Devices on a network each have IP addresses and can send messages to each other where they explicitly include on the envelope (packet) the destination IP address.
When they want to search for devices, they can send a “broadcast” message and all devices listen for those.
In order to cut down on these broadcast messages a hybrid message was invented decades ago called a multicast message. These “multicast” messages are sent to a specific IP address like 220.127.116.11 and all those listening for this address hear it. This is an example of the “Hey, are there any DLNA folks out there?” messages.
Normally a “dumb” network sends copies of every single message or packet to every single device and relies on the devices to ignore stuff thats not addressed to them. As you can imagine this can cause a huge amount of unnecessary messages being sent to devices who don't need them.

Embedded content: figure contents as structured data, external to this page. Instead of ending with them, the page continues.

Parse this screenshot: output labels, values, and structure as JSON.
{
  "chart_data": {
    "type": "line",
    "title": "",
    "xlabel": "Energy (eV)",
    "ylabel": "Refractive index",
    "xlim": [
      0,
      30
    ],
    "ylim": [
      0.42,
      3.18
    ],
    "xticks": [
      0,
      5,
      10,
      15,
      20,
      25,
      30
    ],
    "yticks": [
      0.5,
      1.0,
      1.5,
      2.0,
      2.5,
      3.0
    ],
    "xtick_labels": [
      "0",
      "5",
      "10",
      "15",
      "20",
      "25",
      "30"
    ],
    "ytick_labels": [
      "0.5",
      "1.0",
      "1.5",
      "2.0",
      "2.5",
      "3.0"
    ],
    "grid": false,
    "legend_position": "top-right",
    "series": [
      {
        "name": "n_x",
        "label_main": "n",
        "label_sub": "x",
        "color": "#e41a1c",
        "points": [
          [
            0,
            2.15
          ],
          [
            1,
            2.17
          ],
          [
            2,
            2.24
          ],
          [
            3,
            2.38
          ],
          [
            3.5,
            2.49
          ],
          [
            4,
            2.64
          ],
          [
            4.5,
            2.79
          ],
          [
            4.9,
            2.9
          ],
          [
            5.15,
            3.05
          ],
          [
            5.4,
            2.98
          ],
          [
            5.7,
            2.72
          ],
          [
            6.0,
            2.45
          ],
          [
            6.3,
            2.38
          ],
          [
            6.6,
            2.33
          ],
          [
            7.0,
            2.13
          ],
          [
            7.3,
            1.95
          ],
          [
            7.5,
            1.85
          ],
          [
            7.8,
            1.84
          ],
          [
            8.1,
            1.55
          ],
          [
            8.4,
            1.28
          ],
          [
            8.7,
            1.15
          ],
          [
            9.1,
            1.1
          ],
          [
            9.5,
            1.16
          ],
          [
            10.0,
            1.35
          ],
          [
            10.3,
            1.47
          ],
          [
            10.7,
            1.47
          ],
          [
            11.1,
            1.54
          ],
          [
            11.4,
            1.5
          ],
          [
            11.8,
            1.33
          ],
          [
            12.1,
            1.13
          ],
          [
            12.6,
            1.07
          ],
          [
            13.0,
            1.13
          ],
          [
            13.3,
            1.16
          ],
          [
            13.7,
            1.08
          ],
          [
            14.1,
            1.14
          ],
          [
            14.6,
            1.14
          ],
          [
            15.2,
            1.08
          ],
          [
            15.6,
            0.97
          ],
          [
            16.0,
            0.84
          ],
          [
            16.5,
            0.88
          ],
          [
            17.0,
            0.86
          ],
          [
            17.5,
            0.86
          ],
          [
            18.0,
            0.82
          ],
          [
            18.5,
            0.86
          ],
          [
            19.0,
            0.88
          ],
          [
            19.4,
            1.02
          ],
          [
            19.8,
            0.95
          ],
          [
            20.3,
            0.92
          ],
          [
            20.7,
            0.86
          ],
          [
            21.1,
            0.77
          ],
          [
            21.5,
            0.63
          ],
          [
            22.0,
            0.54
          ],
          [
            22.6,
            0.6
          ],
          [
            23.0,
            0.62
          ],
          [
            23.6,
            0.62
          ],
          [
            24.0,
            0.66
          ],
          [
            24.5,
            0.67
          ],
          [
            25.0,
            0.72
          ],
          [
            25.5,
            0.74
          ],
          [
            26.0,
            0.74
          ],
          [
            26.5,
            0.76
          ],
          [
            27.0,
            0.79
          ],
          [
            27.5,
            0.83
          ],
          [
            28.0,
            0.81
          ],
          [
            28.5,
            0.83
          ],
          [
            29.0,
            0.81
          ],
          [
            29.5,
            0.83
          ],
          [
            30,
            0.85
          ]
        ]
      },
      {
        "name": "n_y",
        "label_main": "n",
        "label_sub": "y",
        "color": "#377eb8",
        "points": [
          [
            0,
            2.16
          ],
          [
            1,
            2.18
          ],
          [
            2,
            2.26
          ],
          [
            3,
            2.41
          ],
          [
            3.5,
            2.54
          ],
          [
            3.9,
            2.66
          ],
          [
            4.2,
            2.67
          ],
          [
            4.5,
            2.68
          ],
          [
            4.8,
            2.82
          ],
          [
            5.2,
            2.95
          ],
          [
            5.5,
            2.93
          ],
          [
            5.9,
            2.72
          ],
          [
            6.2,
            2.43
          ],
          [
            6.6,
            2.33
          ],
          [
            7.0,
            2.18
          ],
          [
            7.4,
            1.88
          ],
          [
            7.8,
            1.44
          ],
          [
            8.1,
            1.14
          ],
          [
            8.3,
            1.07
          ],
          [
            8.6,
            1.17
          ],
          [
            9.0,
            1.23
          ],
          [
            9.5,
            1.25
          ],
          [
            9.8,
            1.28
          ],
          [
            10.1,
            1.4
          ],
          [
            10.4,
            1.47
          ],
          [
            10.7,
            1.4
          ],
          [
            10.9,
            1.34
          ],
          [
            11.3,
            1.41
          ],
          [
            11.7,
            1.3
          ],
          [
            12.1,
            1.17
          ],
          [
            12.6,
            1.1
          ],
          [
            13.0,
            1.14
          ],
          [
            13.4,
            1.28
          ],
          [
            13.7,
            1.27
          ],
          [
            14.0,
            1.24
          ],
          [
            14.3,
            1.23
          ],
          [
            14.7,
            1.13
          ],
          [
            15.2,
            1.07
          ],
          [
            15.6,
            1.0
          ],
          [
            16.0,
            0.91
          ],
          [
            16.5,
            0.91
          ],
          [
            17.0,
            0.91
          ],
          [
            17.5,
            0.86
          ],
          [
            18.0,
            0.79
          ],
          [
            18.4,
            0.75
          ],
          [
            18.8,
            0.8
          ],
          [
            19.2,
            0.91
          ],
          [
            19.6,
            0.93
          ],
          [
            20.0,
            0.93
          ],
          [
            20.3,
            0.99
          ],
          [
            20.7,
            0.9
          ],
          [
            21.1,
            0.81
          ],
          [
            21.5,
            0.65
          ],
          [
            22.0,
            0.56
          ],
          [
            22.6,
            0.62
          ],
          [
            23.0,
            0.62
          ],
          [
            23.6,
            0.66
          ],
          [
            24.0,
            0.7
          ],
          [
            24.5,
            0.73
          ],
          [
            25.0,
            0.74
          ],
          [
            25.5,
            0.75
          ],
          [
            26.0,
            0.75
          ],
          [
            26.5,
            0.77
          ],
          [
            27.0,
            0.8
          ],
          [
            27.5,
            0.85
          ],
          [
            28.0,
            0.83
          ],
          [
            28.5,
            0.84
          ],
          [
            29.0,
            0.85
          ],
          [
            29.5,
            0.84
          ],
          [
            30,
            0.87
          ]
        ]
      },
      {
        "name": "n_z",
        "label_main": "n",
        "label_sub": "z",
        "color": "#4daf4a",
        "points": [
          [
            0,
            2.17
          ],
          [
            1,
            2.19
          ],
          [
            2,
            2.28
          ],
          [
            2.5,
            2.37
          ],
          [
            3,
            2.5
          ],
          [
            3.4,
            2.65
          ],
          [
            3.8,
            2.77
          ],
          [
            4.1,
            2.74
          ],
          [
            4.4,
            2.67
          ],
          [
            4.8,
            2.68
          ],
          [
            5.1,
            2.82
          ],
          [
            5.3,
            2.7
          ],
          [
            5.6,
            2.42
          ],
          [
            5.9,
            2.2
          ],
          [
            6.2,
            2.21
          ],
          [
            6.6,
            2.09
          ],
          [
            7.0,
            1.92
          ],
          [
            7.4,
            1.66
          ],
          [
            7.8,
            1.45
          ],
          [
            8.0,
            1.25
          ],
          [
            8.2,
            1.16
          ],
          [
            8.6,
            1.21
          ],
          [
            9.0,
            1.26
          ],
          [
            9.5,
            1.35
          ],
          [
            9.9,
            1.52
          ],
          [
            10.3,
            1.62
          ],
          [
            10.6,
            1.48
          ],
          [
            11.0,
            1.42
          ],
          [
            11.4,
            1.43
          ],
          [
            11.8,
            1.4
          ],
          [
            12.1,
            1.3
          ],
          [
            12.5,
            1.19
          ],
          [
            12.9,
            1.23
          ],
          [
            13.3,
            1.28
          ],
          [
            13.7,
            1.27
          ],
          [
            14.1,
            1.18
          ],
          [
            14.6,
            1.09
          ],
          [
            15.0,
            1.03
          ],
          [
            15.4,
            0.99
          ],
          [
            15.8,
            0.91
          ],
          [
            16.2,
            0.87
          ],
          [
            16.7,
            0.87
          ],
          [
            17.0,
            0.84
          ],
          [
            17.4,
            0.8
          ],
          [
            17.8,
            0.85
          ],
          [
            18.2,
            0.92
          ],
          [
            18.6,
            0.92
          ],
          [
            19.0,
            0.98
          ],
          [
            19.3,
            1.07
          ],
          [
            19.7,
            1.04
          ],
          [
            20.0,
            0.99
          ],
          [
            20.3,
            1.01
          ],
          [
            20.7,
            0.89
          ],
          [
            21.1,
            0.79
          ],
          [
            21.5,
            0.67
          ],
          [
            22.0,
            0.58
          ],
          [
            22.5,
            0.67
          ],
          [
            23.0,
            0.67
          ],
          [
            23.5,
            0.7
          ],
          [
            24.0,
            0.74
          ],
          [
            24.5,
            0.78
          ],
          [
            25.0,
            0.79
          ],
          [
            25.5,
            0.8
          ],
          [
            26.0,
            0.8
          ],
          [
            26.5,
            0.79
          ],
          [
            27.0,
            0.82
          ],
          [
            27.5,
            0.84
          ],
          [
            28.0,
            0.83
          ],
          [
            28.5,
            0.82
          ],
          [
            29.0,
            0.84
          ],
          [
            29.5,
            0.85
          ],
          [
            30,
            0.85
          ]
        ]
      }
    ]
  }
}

Smarter networks learn which devices are where either physically or on which WiFi channels (For example they can also be on 2.4GHz or 5GHz) and only send packets to the places or frequencies where there is actually a device who needs that packet.
Smarter networks are as a result less “congested” and operate better. This certainly is the case when you have multiple wifi transmitters (or Access Points) on your network.
It turns out if Poly is the Wifi device (Poly is in hotspot mode) or the Phone is the hotspot then, well, they act like dumb networks and send everything everywhere.
Multicast packets are a special case. On a smart network essentially no multicast flows between devices unless they have specifically asked to “join a multicast group” using something called Internet Group Management Protocol.
Searching is in section 1.3.2 (This is what DLNA apps will do to find Poly) Responses Poly should give are listen in section 1.3.3
A core part of DLNA devices finding each other is to do an M-SEARCH or Multicast Search. This means that all DLNA devices should be subscribing to hear the multicast messages… or they never hear the requests for a search.
Below is a trace of my network where I powered up Poly and my iPhone. Notice how the iPhone, when I launch Glider, asks to join 18.104.22.168 and 22.214.171.124. Now, the smart network knows that whenever it sees those addresses on packets, they need to be forwarded to the access point and out to the iPhone who asked to receive them on whatever WiFi channel its on…
However… poly is not on this list. It never asks to join 126.96.36.199 and so Glider and 8Player can ask to find sources as much as they want, and send out Multicast search messages…. but the network itself is smart and will never send the multicast M-SEARCH requests on to the Poly because it never asks to receive multicast traffic in the first place. Good network, bad Poly.
(In the screenshot, 10.0.1.1 is the router, 10.0.1.111 is another iPad.)
What Poly DOES do is simply to send out Multicast advertisements on this Multicast group telling anyone willing to listen that it hosts several DLNA services, for example that its a player, as well as a source for music: (Side note: Notice the 400 series entries below? Another bug causes them to actually stop after a while)
And once again, if you are on the same network and this stuff isn't filtered by default, you'd see it. SO folks with simple networks or “dumb” networks will work fine.
But again, on a smart network, when both clients are in the same access point, even though you'd think they'd hear each other because their just sending Wifi messages and everyone hears them, they don't…
The iPhone is on 5GHz and the Poly is 2.4… so the Access point, even if there is only one, is receiving the multicast on 5GHz and has to forward it back out on 2.4… and because its smart and doesn't want to flood the network (Why would it send to the 2.4 if nobody is listening) it blocks it.
See how the Poly is on channel 1 and the iPhone is on channel 44 - they're not tuned to the same station, so they never hear each other, and rely on the Access point to relay info, which is does for the traffic from Poly TO iPhone bit not the other way because Poly didn't ask to hear it:
The solution is for Poly to also send IGMP group join messages when it connects to networks. By default under Linux this is off and needs to be turned on even if by a simple shell command on Poly:
Now, all this said, if the controlling app (Glider or 8Player) IS asking to hear those multicast advertisment messages, then the broadcasts that happen by Poly should be heard as a kind of workaround, so long as its advertising all the necessary DLNA services. (This was the “fix” attempted in version 1.0.6) In fact Poly is actually sending those advertisement packets every second or so…
Issue #1 with this is that this is a lazy/slack/spammy way to doit and…
Just implement IGMP joins and do this right. It'll solve the above 3 issues by avoiding the need for them in the first place.
For those with a simpler network, their devices ignore multicast and send them as broadcasts instead, avoiding all of this and Poly works… but its a hack at best.